I had come to the chateau that summer evening to dream only of the pleasant remote past, but instead, little by little, I found myself mentally drawing nearer and nearer to the events of a nearer date, of 26 February, that cold night of pain and anguish and fear. It was the last thing I wished; I was going on holiday to the south, partly, at least, to wipe out the memories of it all.
I suppose it happened because the events of February had occupied so much of my mind; so that even when I was not consciously thinking about the matter, it all lay there in my subconscious, ready to leap out and colour my thoughts, and even to some extent my actions.
For hours I would be free of the memories of that nightmare period, and then some little incident, some careless phrase from a stranger, perhaps, would bring me face to face with it; and off I would start, churning it all over and over again. Or perhaps the reason was that my own conscience was not clear in the matter.
Perhaps I had really come to the chateau, not so much from a nostalgic yearning for the scenes of youthful happiness, as I thought, nor even to meet again the image of my first love: else why did she not come when I sat on the log in the place called L’Etoile? Why was it Bartels whom my imagination summoned for me, if I did not feel the need for a final showdown with him?

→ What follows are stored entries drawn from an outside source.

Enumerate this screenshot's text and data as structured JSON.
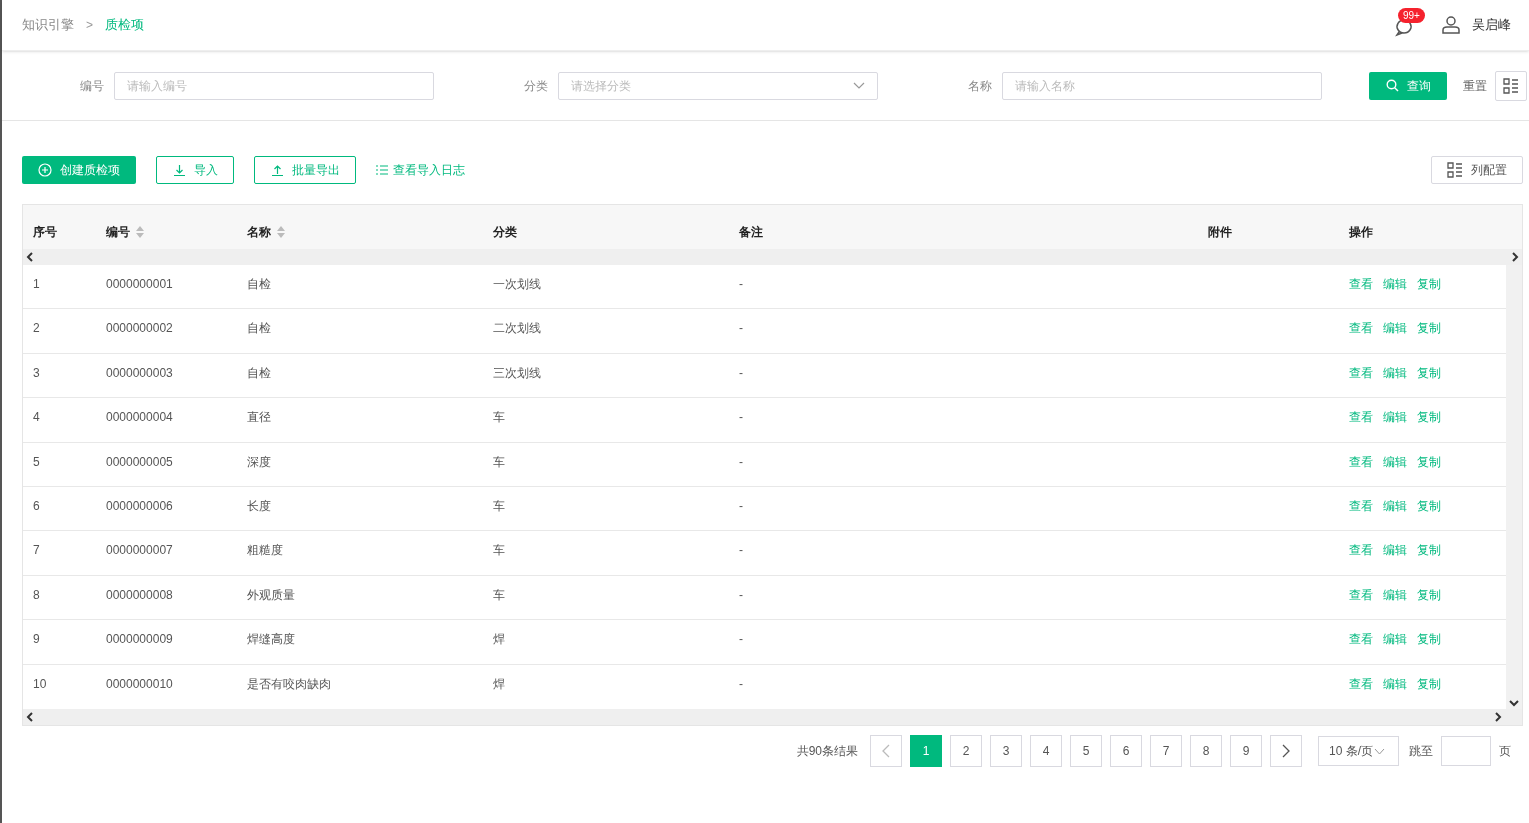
{
  "breadcrumb": [
    "知识引擎",
    "质检项"
  ],
  "breadcrumb_separator": ">",
  "header": {
    "notification_badge": "99+",
    "user_name": "吴启峰"
  },
  "filters": [
    {
      "label": "编号",
      "placeholder": "请输入编号",
      "kind": "text"
    },
    {
      "label": "分类",
      "placeholder": "请选择分类",
      "kind": "select"
    },
    {
      "label": "名称",
      "placeholder": "请输入名称",
      "kind": "text"
    }
  ],
  "filter_buttons": {
    "search": "查询",
    "reset": "重置"
  },
  "toolbar": {
    "create": "创建质检项",
    "import": "导入",
    "export": "批量导出",
    "import_log": "查看导入日志",
    "column_config": "列配置"
  },
  "table": {
    "columns": [
      {
        "label": "序号",
        "sortable": false
      },
      {
        "label": "编号",
        "sortable": true
      },
      {
        "label": "名称",
        "sortable": true
      },
      {
        "label": "分类",
        "sortable": false
      },
      {
        "label": "备注",
        "sortable": false
      },
      {
        "label": "附件",
        "sortable": false
      },
      {
        "label": "操作",
        "sortable": false
      }
    ],
    "rows": [
      {
        "index": "1",
        "code": "0000000001",
        "name": "自检",
        "category": "一次划线",
        "note": "-",
        "actions": [
          "查看",
          "编辑",
          "复制"
        ]
      },
      {
        "index": "2",
        "code": "0000000002",
        "name": "自检",
        "category": "二次划线",
        "note": "-",
        "actions": [
          "查看",
          "编辑",
          "复制"
        ]
      },
      {
        "index": "3",
        "code": "0000000003",
        "name": "自检",
        "category": "三次划线",
        "note": "-",
        "actions": [
          "查看",
          "编辑",
          "复制"
        ]
      },
      {
        "index": "4",
        "code": "0000000004",
        "name": "直径",
        "category": "车",
        "note": "-",
        "actions": [
          "查看",
          "编辑",
          "复制"
        ]
      },
      {
        "index": "5",
        "code": "0000000005",
        "name": "深度",
        "category": "车",
        "note": "-",
        "actions": [
          "查看",
          "编辑",
          "复制"
        ]
      },
      {
        "index": "6",
        "code": "0000000006",
        "name": "长度",
        "category": "车",
        "note": "-",
        "actions": [
          "查看",
          "编辑",
          "复制"
        ]
      },
      {
        "index": "7",
        "code": "0000000007",
        "name": "粗糙度",
        "category": "车",
        "note": "-",
        "actions": [
          "查看",
          "编辑",
          "复制"
        ]
      },
      {
        "index": "8",
        "code": "0000000008",
        "name": "外观质量",
        "category": "车",
        "note": "-",
        "actions": [
          "查看",
          "编辑",
          "复制"
        ]
      },
      {
        "index": "9",
        "code": "0000000009",
        "name": "焊缝高度",
        "category": "焊",
        "note": "-",
        "actions": [
          "查看",
          "编辑",
          "复制"
        ]
      },
      {
        "index": "10",
        "code": "0000000010",
        "name": "是否有咬肉缺肉",
        "category": "焊",
        "note": "-",
        "actions": [
          "查看",
          "编辑",
          "复制"
        ]
      }
    ]
  },
  "pagination": {
    "total": "共90条结果",
    "pages": [
      {
        "label": "1",
        "selected": true
      },
      {
        "label": "2",
        "selected": false
      },
      {
        "label": "3",
        "selected": false
      },
      {
        "label": "4",
        "selected": false
      },
      {
        "label": "5",
        "selected": false
      },
      {
        "label": "6",
        "selected": false
      },
      {
        "label": "7",
        "selected": false
      },
      {
        "label": "8",
        "selected": false
      },
      {
        "label": "9",
        "selected": false
      }
    ],
    "page_size": "10 条/页",
    "jump_label": "跳至",
    "page_suffix": "页"
  }
}
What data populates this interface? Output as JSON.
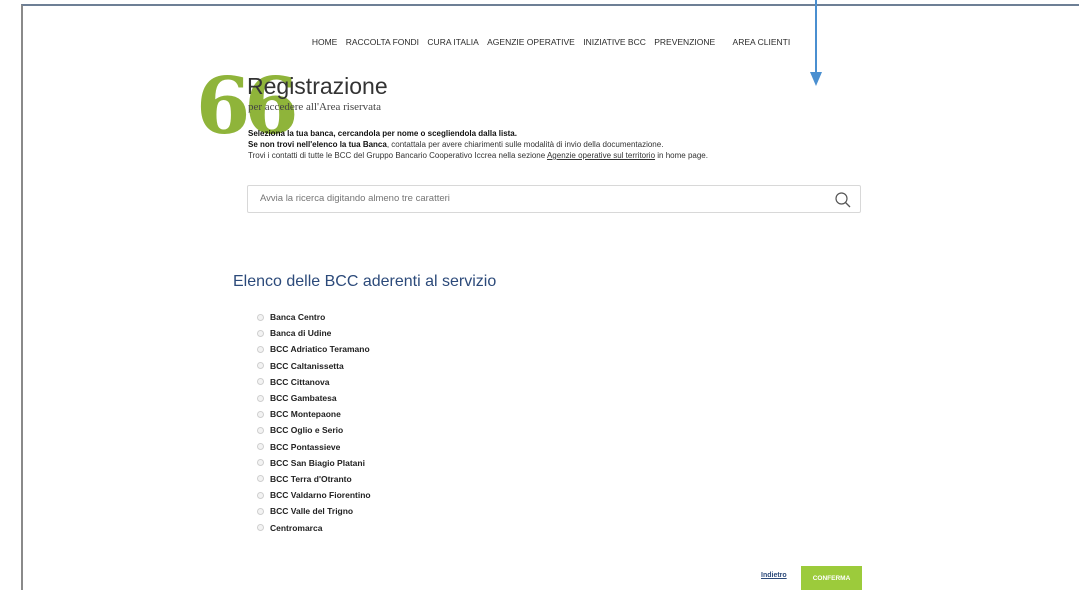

But there I am wrong. The showdown was not to be with him. He always thought of me as his friend. The showdown was with myself.
I often wonder whether Bartels thought of me as he drove to London on the night of 26 February, with one eye on the dashboard clock and fear rising in his throat. I think he did.
If he didn’t, he should have done, because I was responsible for his-what? I was about to write: because I was responsible for his downfall. But upon further reflection I think I could as well write that I was responsible for his salvation. It depends upon what you regard as salvation. I don’t know for certain.
But I was certainly responsible for his fear. Terror, you could call it, just as you could consider his fear of enclosed spaces, of suffocation, to be terror.
I only saw two examples of it at the chateau. Once, during a visit to one or two of the more historic chateaux of the Loire, we stopped by the wayside for a picnic.
We spread some rugs in a field off the highway, and ate the food and drank the wine; and afterwards lay about for a while, smoking and talking and joking. In due course, one or two of the more active spirits began to lark about.
I think it was Danish Hans who crept up behind Bartels and flung a rug over his head and held him tight within its folds. I shall never forget the wild struggle which ensued, the sight of Bartels’ thrashing arms and legs, the upsetting of the wine bottle and picnic utensils, and, when he finally released himself, Bartels’ eyes, at first wild with terror and then hot and angry.
“Don’t ever do that again,” he said, and got up and walked some distance away and sat down by himself. We looked at each other silently, as people often will who find themselves in the presence of something they don’t understand. Nobody said anything. And in due course, though still somewhat subdued, we went upon our way.
The other occasion was when we were playing some hide-and-seek kind of game one evening. Somebody, I forget whom, knowing that Mary and Bartels were hiding together in a bedroom, locked the door on them, proposing to make a joke of it later, and to tell Bartels that he would have to marry the girl now.
But it didn’t work out that way.
We had to unlock the door almost at once in answer to the terrible, incessant banging upon it, and the unnaturally high-pitched shouts of Philip Bartels from within.
Later, I asked Mary what had happened, but she wouldn’t discuss it. She just said: “I don’t think he likes being locked in. Some people have that fear. Claustrophobia, or something.”
She quickly changed the subject. I formed the impression that what she had seen had been so upsetting that she did not wish to talk about it.